Минут через двадцать резко зазвонил телефон.

– Это я, – Палло узнал голос механика, – несчастье, Арвид… Трубопровод вырвало… Королева в Боткинскую больницу увезли…

– Что с ним?

– По лбу трубка ударила. Крови много…

Палло выругался. Такого оборота событий он не ожидал.

– Меня не ждите, я в больницу! – крикнул он в трубку.

Сергей Павлович сидел на кровати. Голова была замотана бинтами. Синий халат на груди не застегивался. «Крупный все-таки мужик», – подумал Палло.

– Это ты? – Королев улыбнулся. – Здорово по голове садануло. Приехал убедиться?

– Не ожидал, что так получится. – Палло покраснел.

– А кто меня предупредил? – Королев расхохотался. – И поделом. Глупость любой лоб может расшибить, вот так-то, Арвид!.. Прав, надо конструкцию переделывать… Спасибо тебе… Садись, садись, помозгуем… Хоть и слегка треснул череп, но еще соображаю.

На всю жизнь запомнил Арвид Палло сидящего на кровати Сергея Павловича Королева, улыбающегося, в халате, который он так и не смог застегнуть…


Они делали первые шаги в принципиально новую область техники. Будущие главные конструкторы еще были слесарями и механиками, испытателями и токарями. Все делали своими руками, и каждая неудача – а их было немало – вынуждала искать и находить иной путь в том мире техники, который им предстояло создать.

Эпоха рождала главных конструкторов. И уже в те годы рядом с Сергеем Павловичем Королевым оказались люди, прошедшие с ним до запуска Юрия Гагарина.

Это были годы великих строек, годы Магнитки и Днепрогэса, первых заводов и подвигов авиаторов… Заурчали тракторные двигатели, запели первые моторы самолетов, загудели турбины… И в этих звуках рождающейся отечественной техники как призыв к будущему прозвучали взрывы в равелинах Петропавловской крепости.

Эти испытания будущих ракетных двигателей, поднявших в космос первый спутник и Юрия Гагарина, не мог не услышать инженер Сергей Королев. И судьба свела его с инженером Валентином Глушко.

Весной 34-го они работали вместе в РНИИ (ГДЛ и ГИРД объединились), и Валентин Глушко возглавил двигательный отдел.
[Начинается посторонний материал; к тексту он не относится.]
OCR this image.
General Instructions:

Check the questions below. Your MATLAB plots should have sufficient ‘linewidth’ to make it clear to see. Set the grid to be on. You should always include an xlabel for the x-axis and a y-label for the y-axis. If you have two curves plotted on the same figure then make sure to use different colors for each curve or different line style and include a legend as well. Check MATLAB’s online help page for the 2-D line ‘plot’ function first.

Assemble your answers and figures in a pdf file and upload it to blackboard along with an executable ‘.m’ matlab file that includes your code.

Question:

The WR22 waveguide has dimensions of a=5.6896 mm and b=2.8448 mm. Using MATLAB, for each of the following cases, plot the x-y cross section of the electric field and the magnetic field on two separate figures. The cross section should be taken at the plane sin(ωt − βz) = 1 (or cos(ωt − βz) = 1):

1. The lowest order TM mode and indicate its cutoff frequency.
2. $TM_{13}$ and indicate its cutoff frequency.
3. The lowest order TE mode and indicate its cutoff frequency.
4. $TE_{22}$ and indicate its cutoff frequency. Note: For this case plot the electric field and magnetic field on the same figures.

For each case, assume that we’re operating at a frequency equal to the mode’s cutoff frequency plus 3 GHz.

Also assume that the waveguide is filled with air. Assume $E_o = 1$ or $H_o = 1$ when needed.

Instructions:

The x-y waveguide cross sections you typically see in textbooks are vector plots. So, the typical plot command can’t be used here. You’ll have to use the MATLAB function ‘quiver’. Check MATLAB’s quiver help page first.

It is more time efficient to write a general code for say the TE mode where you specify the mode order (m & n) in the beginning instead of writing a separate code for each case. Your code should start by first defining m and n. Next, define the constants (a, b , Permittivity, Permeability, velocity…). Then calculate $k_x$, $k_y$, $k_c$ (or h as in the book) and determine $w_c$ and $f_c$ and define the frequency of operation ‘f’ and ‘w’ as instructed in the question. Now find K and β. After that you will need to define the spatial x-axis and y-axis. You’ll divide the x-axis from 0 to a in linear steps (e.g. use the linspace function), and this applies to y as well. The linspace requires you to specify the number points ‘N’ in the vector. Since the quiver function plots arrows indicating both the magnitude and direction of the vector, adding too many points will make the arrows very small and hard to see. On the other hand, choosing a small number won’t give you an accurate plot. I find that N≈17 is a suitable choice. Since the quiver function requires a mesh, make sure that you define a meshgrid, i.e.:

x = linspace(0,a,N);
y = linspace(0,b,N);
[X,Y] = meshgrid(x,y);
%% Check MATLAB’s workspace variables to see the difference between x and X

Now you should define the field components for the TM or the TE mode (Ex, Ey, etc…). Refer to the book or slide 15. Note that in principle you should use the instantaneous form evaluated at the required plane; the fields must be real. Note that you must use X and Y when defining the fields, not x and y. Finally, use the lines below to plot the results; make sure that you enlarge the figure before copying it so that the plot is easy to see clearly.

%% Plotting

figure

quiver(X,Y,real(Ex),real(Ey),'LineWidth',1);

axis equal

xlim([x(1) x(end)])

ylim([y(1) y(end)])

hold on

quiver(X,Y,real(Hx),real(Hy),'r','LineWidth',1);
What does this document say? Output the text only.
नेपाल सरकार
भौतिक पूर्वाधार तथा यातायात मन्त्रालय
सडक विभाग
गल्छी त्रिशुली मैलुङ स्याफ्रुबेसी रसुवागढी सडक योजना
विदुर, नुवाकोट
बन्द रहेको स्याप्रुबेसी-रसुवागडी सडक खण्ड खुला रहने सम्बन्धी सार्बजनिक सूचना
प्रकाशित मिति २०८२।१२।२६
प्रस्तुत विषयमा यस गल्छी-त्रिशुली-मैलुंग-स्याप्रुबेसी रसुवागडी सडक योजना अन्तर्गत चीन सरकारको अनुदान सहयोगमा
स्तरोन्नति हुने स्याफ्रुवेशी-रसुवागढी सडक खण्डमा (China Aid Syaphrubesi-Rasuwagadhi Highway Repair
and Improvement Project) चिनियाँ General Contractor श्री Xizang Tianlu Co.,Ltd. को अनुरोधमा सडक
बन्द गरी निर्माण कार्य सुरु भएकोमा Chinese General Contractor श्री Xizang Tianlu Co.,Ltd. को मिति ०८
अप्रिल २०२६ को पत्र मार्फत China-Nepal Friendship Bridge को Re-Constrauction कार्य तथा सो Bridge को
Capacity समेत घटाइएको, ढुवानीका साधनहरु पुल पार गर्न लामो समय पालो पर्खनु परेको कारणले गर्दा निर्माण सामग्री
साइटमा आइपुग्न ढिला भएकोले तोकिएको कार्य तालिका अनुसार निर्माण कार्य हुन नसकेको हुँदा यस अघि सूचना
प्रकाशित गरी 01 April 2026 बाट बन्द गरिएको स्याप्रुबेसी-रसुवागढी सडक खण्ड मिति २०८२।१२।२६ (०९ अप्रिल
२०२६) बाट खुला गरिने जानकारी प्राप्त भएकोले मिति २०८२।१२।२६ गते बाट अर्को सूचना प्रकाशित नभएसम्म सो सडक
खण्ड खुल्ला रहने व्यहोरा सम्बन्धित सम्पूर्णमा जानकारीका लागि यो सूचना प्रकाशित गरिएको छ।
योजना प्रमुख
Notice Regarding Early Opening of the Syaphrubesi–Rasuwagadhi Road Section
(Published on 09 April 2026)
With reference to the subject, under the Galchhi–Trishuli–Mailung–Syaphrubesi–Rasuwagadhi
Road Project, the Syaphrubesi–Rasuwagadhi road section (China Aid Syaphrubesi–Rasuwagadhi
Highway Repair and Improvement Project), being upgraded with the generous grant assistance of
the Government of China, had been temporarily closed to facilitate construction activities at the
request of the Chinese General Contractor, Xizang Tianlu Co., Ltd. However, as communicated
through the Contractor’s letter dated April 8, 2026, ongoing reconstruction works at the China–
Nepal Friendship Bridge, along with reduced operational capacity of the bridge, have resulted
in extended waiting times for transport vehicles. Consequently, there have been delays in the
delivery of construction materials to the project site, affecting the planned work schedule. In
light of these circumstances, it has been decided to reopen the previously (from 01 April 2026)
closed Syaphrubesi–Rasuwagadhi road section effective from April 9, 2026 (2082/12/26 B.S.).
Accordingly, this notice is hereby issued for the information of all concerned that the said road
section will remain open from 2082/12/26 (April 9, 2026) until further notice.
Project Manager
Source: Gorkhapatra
На его счету уже были конструкции двигателей, которые войдут в историю отечественной ракетной техники как «первые ЖРД».

На конференции по изучению стратосферы Королев на заключительном заседании сказал:

– Работа реактивного двигателя на твердом топливе представляет не что иное, как реактивный выстрел.

А затем Королев убедительно доказал, что будущее за жидкостными двигателями, которыми можно управлять. Безусловно, он имел в виду работы Глушко.


9 марта 1934 года в семье Гагариных родился сын. Алексей Иванович обнял жену.

– Спасибо, Аннушка, за сына, – сказал он. – Юркой назовем, как и договаривались.

– Ты уж извини меня, Алексей Иванович. Так получилось, неделю пришлось ждать. Я доктору говорю: отпусти домой, там дети малые. Он смеется, мол, отсюда только с сыном, если, конечно, не двойняшки, – оправдывалась Анна, – а утром и родила…

– Хорошо, что не в Женский день, – отозвался Алексей Иванович, – засмеяли бы парня… А девятого – это хорошо…

Был солнечный мартовский день. Алексей Иванович вез жену из Гжатска в Клушино.


До старта первого человека в космос оставалось 27 лет 1 месяц и 3 дня.